Ladino clover produces rhizomes and will fill in up to the shoulders of the plastic but will not go over the plastic bed. When done right, the clover will provide near total weed control.
It can also be mowed.
Some organic growers will also lay plastic beds in the fall and then plant grass/legume combinations such as rye-clover, ryegrass-clover, or perennial grass clover mixes (fescue-white clover for example). These will be maintained by mowing in the spring. Some research has also been conducted in the region on using spring planted cover crops.
In these systems the whole field is tilled, plastic mulch laid, and then cover crops are seeded between the beds using a modified drill.
Seeds may also be broadcast and cultivated in. Many different crops have been tested but grasses are most preferred.
Options include spring oats, annual ryegrass, sorghum-sudangrass, millets, teff, and rye or wheat. Spring oats can be planted as early as March and will elongate, annual ryegrass can also be early planted but is lower growing.
Sorghum-sudangrass, millets, and teff are warm season grasses best planted in May and may reach as high as 5 feet. Rye and wheat when planted later than mid-April will not elongate (they have not been vernalized).
Each grass has different management strategies and may be herbicide killed with shielded sprayers or selective grass herbicides, rolled green, allowed to grow naturally, or may be mowed.
Options also depend on the crop being grown and available equipment. Mustards and radishes have also be tried in these systems.
Some challenges with cover crops planted between plastic include getting an adequate stand and biomass, weed control on plastic edges, herbicide selection for residual control and weed breaks through the cover.

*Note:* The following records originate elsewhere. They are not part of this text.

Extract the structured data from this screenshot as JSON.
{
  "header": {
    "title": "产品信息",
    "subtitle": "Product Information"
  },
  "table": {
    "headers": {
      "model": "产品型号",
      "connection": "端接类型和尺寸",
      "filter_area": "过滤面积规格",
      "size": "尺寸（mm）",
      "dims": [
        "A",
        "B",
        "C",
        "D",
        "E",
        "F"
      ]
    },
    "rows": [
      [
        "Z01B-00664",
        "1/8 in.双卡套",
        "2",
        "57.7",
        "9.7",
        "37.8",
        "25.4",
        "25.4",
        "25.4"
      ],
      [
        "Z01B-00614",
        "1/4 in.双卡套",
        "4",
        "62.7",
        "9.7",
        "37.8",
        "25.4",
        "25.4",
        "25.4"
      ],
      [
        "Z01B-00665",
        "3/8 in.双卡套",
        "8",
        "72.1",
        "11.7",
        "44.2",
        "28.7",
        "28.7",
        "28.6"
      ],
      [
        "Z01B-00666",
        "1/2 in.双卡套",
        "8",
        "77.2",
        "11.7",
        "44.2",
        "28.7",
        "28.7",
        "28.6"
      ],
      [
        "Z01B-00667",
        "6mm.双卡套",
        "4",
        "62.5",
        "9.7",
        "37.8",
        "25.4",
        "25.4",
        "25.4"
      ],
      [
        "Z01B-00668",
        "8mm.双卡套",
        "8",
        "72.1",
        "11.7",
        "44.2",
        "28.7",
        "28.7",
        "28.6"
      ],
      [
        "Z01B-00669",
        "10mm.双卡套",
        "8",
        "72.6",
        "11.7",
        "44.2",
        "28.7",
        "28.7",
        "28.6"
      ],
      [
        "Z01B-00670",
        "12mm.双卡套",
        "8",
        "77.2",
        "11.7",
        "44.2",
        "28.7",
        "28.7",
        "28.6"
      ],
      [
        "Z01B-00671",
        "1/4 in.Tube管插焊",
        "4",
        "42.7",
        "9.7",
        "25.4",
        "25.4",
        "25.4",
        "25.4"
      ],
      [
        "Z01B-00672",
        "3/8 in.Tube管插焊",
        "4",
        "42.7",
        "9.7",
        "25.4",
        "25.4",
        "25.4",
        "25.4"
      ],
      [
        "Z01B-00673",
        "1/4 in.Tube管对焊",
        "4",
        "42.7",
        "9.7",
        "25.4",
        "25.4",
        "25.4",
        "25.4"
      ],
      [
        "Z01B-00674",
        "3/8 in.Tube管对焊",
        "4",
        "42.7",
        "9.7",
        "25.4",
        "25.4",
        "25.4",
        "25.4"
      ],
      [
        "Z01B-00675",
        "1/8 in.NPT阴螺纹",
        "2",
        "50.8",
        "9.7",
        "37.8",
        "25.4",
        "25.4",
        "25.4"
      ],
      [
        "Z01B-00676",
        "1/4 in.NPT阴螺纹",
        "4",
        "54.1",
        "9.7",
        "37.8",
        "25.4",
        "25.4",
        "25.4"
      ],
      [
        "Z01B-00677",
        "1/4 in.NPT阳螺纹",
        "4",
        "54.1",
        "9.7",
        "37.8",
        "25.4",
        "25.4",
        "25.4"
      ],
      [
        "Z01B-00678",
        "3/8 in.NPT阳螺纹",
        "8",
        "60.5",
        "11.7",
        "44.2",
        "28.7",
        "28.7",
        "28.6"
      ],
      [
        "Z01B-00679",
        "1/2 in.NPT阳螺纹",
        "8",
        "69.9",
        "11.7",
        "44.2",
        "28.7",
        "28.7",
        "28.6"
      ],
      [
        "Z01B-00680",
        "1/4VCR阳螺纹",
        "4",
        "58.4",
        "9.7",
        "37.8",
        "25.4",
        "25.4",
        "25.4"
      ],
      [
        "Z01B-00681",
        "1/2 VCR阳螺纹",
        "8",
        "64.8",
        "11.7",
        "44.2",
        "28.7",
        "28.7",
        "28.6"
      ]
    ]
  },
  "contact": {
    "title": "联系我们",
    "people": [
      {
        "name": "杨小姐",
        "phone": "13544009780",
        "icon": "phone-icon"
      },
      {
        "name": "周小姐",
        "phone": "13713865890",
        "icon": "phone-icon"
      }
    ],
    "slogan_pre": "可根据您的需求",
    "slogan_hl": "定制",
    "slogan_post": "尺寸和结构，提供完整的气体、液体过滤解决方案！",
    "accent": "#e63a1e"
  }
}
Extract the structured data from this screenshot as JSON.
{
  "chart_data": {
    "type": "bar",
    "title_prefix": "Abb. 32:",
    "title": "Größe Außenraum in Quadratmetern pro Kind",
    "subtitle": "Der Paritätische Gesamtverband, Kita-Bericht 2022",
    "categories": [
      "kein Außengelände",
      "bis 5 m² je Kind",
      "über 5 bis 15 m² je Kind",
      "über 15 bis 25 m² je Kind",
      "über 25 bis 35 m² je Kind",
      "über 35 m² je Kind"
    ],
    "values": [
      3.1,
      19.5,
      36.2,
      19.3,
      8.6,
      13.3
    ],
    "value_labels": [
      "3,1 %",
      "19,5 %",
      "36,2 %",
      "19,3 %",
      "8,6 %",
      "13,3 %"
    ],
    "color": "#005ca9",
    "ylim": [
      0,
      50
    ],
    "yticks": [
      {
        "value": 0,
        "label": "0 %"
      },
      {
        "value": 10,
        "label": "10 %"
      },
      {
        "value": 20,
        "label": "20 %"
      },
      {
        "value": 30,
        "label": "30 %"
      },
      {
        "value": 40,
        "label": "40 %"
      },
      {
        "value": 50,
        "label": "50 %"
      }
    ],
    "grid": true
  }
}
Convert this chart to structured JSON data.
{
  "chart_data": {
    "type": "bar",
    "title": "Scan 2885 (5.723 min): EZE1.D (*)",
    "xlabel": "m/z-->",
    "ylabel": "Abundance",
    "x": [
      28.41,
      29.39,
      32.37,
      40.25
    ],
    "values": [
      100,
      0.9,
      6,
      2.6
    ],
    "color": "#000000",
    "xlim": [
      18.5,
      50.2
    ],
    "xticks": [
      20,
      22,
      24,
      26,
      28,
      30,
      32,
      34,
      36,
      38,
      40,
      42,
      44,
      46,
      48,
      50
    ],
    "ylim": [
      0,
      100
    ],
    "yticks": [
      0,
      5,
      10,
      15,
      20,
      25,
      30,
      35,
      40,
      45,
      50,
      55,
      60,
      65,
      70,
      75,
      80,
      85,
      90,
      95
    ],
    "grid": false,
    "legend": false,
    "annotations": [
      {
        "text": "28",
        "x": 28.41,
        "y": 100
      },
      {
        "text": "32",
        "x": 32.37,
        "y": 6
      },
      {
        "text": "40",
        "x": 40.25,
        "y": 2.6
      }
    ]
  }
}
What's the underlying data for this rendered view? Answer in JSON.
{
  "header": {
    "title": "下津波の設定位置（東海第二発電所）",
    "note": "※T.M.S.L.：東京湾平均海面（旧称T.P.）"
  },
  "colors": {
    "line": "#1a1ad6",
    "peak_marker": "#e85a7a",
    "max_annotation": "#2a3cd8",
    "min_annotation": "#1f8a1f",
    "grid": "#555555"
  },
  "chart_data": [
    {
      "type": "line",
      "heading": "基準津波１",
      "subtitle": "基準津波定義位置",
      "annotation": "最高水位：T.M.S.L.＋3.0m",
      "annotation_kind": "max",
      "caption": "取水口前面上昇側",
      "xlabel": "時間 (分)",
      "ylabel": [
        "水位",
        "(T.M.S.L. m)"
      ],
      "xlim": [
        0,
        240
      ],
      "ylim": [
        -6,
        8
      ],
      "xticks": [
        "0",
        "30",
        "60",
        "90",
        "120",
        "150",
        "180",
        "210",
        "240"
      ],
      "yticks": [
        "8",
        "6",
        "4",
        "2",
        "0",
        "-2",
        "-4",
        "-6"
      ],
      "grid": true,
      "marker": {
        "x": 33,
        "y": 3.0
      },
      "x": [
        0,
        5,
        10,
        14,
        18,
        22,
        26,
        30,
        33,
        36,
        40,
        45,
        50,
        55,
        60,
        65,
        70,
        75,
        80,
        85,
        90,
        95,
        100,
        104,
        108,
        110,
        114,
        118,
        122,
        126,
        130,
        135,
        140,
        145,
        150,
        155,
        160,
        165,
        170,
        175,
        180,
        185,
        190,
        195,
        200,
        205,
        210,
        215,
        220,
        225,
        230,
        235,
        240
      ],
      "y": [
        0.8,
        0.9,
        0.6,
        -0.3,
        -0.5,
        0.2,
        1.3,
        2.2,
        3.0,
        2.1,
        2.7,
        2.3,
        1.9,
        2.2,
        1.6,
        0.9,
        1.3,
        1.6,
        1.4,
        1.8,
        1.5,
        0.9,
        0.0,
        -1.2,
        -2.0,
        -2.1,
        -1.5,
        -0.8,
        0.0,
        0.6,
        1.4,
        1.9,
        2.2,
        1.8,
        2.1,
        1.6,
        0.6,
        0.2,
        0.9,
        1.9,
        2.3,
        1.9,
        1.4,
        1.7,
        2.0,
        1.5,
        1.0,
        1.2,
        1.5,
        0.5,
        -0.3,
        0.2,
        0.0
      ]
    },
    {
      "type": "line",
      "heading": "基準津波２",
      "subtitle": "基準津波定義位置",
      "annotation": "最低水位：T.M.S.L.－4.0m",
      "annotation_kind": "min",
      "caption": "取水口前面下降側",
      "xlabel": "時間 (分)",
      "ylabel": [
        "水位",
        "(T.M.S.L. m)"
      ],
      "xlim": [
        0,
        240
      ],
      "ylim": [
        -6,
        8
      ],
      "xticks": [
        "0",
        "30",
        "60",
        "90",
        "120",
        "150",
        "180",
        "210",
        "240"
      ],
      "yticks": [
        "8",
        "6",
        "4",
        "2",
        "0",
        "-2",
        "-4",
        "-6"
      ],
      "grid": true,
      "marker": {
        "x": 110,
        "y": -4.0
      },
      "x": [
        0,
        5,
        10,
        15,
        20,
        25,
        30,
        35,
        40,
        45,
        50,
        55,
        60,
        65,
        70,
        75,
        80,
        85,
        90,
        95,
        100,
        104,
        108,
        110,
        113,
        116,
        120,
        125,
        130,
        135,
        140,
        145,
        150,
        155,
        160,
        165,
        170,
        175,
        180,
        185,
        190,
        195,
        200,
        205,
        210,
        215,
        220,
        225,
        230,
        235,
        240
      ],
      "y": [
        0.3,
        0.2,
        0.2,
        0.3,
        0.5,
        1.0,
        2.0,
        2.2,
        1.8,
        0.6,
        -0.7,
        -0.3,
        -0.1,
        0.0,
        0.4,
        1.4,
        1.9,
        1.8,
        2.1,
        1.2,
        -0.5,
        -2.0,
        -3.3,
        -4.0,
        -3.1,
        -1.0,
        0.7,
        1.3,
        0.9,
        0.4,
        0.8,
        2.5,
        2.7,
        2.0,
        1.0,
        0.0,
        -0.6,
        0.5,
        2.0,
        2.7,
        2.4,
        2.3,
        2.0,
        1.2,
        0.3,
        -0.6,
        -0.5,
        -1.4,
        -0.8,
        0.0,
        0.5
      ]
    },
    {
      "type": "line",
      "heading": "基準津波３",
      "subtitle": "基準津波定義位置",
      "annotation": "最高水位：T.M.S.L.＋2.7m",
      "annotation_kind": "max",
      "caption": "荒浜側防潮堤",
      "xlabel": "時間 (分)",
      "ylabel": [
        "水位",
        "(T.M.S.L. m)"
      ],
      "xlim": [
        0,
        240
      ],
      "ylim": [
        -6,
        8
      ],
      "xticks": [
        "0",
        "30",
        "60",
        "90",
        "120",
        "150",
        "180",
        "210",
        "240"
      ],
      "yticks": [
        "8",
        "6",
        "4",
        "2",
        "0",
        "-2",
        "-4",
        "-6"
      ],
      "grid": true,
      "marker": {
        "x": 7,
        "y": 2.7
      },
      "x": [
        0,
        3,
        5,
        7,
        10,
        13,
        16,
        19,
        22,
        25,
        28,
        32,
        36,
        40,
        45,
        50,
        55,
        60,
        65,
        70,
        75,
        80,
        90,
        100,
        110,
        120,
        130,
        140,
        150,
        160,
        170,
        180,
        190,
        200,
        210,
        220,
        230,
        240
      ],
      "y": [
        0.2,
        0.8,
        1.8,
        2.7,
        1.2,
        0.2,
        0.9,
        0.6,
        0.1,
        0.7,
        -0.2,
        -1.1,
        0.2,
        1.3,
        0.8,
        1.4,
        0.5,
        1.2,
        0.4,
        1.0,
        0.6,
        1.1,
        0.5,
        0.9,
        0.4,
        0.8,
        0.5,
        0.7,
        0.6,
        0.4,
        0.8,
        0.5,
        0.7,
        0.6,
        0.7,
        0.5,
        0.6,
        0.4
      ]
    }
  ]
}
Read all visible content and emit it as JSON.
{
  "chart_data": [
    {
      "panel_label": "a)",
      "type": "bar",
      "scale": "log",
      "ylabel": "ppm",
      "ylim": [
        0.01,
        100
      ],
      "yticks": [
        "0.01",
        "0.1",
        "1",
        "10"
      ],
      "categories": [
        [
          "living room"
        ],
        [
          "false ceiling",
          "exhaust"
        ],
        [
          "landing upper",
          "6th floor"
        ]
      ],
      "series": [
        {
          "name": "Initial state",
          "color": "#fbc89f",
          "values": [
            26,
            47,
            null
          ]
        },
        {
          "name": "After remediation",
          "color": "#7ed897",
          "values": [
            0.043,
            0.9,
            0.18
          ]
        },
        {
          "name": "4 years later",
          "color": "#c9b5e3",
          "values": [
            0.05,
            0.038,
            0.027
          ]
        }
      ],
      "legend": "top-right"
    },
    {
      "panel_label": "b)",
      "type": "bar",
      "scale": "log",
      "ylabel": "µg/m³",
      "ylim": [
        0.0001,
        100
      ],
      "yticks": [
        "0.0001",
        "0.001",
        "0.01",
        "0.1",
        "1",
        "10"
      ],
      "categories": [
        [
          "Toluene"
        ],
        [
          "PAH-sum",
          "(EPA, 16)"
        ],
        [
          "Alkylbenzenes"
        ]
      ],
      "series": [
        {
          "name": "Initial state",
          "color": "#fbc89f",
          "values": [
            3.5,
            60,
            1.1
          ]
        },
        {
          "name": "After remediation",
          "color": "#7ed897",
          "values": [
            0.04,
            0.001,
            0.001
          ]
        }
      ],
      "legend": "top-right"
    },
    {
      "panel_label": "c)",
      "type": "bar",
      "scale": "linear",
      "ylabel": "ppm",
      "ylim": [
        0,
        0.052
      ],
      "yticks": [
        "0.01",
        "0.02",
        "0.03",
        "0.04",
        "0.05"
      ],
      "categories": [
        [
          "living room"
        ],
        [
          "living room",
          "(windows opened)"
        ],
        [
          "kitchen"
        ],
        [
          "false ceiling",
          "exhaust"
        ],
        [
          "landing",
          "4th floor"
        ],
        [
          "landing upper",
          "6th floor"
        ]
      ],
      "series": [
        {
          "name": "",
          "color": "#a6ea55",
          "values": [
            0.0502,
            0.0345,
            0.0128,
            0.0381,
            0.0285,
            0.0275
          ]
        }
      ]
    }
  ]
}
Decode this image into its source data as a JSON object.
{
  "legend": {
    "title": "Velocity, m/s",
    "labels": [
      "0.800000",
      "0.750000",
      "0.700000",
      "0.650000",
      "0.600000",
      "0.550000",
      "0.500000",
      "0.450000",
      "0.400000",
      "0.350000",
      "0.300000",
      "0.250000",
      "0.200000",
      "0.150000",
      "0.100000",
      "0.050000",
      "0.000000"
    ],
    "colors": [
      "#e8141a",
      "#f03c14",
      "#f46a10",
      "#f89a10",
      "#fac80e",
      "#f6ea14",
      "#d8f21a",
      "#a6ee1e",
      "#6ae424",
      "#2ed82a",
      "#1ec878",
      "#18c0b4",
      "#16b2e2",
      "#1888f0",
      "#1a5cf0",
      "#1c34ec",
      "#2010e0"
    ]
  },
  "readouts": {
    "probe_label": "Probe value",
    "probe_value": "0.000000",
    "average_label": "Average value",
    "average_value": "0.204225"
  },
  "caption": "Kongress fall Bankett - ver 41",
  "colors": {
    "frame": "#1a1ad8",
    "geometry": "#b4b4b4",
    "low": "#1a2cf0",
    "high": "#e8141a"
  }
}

Upright crops such as tomatoes, eggplants, peppers, and cole crops allow for mowing between beds. Trailing crops that grow into the row such as watermelons cannot be mowed after they spread so weed control must come from the cover and any residual herbicides compatible with the cover.
In plasticulture row middle research conducted by weed scientists at the University of Delaware in 2017 and 2018 the researchers concluded that the use of spring-seeded grass cover crops did not eliminate the need for additional weed control.
However, in both studies, cover crops helped to reduce weed density and biomass.
As a result, fewer, smaller weeds may be more effectively controlled with herbicides or other means.
Additional research is needed to determine how this system may be integrated with other techniques to manage weeds throughout the entire growing season.